If the log shows you are getting requests from the node, the problem is not a cloud-init issue.
After the first machine successfully completes the workflow, each other machine repeats the same process until the initial set of machines is all up and running.
Tinkerbell moves to target cluster
Once the initial set of machines is up and the EKS Anywhere cluster is running, all the Tinkerbell services and components (including Boots) are moved to the new target cluster and run as pods on that cluster. Those services are deleted on the kind cluster on the Admin machine.
Reviewing the status
At this point, you can change your kubectl credentials to point at the new target cluster to get information about Tinkerbell services on the new cluster. For example:
First check that the Tinkerbell pods are all running by listing pods from the eksa-system namespace:
kubectl get pods -n eksa-system
NAME READY STATUS RESTARTS AGE boots-5dc66b5d4-klhmj 1/1 Running 0 3d hegel-sbchp 1/1 Running 0 3d rufio-controller-manager-5dcc568c79-9kllz 1/1 Running 0 3d tink-controller-manager-54dc786db6-tm2c5 1/1 Running 0 3d tink-server-5c494445bc-986sl 1/1 Running 0 3d
Next, check the list of Tinkerbell machines.
If all of the machines were provisioned successfully, you should see
true under the READY column for each one.

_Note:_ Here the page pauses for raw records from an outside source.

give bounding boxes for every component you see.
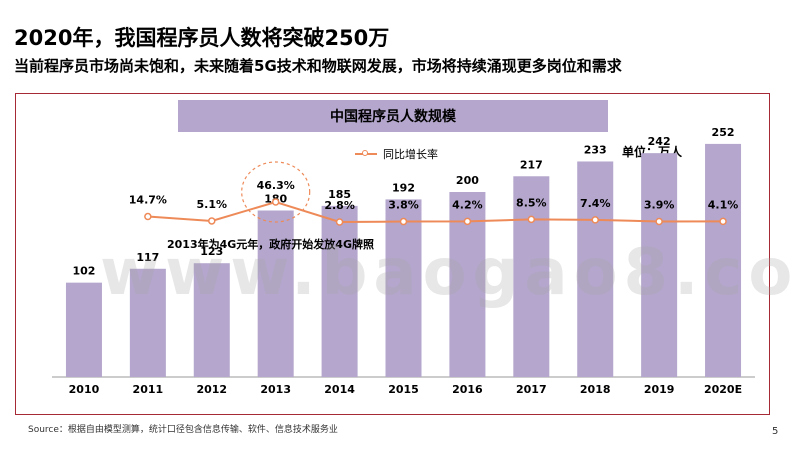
growth-point-2011 xyxy=(144,212,152,221)
bar-label-2015: 192 xyxy=(392,181,415,194)
growth-label-2016: 4.2% xyxy=(452,198,483,211)
bar-2015 xyxy=(385,199,422,377)
x-tick-2019: 2019 xyxy=(644,383,675,396)
x-tick-2018: 2018 xyxy=(580,383,611,396)
highlight-ellipse xyxy=(241,161,311,223)
bar-2017 xyxy=(513,176,550,377)
bar-label-2016: 200 xyxy=(456,174,479,187)
legend: 同比增长率 xyxy=(355,146,438,162)
bar-label-2017: 217 xyxy=(520,158,543,171)
page-number: 5 xyxy=(772,426,779,437)
growth-point-2015 xyxy=(399,217,408,226)
x-tick-2011: 2011 xyxy=(133,383,164,396)
growth-point-2014 xyxy=(335,218,344,226)
chart-annotation: 2013年为4G元年，政府开始发放4G牌照 xyxy=(167,238,374,251)
bar-2013 xyxy=(257,210,294,377)
x-tick-2017: 2017 xyxy=(516,383,547,396)
growth-label-2012: 5.1% xyxy=(197,198,228,211)
bar-2020E xyxy=(705,143,742,377)
bar-label-2014: 185 xyxy=(328,188,351,201)
growth-point-2019 xyxy=(655,217,663,226)
growth-label-2017: 8.5% xyxy=(516,196,547,209)
growth-label-2011: 14.7% xyxy=(129,194,167,207)
page-title: 2020年，我国程序员人数将突破250万 xyxy=(14,26,390,50)
growth-point-2017 xyxy=(527,215,536,224)
page-subtitle: 当前程序员市场尚未饱和，未来随着5G技术和物联网发展，市场将持续涌现更多岗位和需… xyxy=(14,57,622,75)
growth-point-2012 xyxy=(208,217,216,225)
growth-label-2014: 2.8% xyxy=(324,199,355,212)
bar-2014 xyxy=(321,205,358,377)
bar-label-2019: 242 xyxy=(648,135,671,148)
growth-point-2016 xyxy=(463,217,472,226)
source-note: Source：根据自由模型测算，统计口径包含信息传输、软件、信息技术服务业 xyxy=(28,425,338,435)
legend-label: 同比增长率 xyxy=(383,148,438,161)
growth-label-2013: 46.3% xyxy=(257,179,295,192)
growth-point-2020E xyxy=(719,217,727,226)
growth-label-2020E: 4.1% xyxy=(708,198,739,211)
bar-label-2011: 117 xyxy=(136,251,159,264)
x-tick-2010: 2010 xyxy=(69,383,100,396)
x-tick-2012: 2012 xyxy=(196,383,227,396)
chart-title: 中国程序员人数规模 xyxy=(178,100,608,132)
bar-label-2012: 123 xyxy=(200,245,223,258)
x-tick-2016: 2016 xyxy=(452,383,483,396)
chart-frame xyxy=(15,93,770,415)
growth-rate-line xyxy=(147,200,724,224)
bar-2011 xyxy=(129,268,166,377)
bar-2012 xyxy=(193,263,230,377)
x-tick-2015: 2015 xyxy=(388,383,419,396)
growth-point-2018 xyxy=(591,216,599,224)
x-tick-2020E: 2020E xyxy=(704,383,742,396)
legend-line-marker xyxy=(355,150,377,156)
growth-label-2015: 3.8% xyxy=(388,199,419,212)
bar-label-2010: 102 xyxy=(72,265,95,278)
growth-label-2018: 7.4% xyxy=(580,197,611,210)
x-tick-2014: 2014 xyxy=(324,383,355,396)
bar-2010 xyxy=(65,282,102,377)
growth-point-2013 xyxy=(271,198,280,206)
bar-2019 xyxy=(641,153,678,377)
growth-label-2019: 3.9% xyxy=(644,198,675,211)
x-tick-2013: 2013 xyxy=(260,383,291,396)
bar-label-2018: 233 xyxy=(584,143,607,156)
bar-2018 xyxy=(577,161,614,377)
bar-label-2020E: 252 xyxy=(712,126,735,139)
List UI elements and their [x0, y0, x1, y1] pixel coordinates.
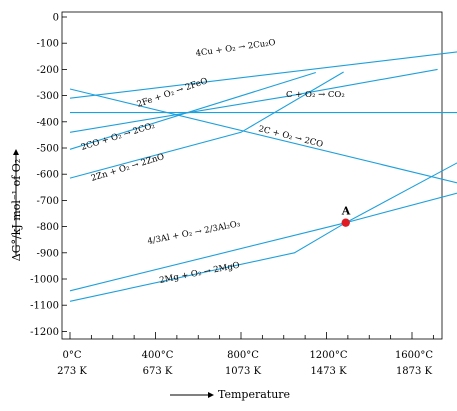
series-line-8: [69, 192, 457, 302]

kubectl get tinkerbellmachine -A
NAMESPACE NAME CLUSTER STATE READY INSTANCEID MACHINE eksa-system mycluster-control-plane-template-1656099863422-pqq2q mycluster true tinkerbell://eksa-system/eksa-da04 mycluster-72p72
You can also check the machines themselves. Watch the PHASE change from Provisioning to Provisioned to Running. The Running phase indicates that the machine is now running as a node on the new cluster:
kubectl get machines -n eksa-system
NAME CLUSTER NODENAME PROVIDERID PHASE AGE VERSION mycluster-72p72 mycluster eksa-da04 tinkerbell://eksa-system/eksa-da04 Running 7m25s v1.22.10-eks-1-22-8
Once you have confirmed that all your machines are successfully running as nodes on the target cluster, there is not much for Tinkerbell to do. It stays around to continue running the DHCP service and to be available to add more machines to the cluster.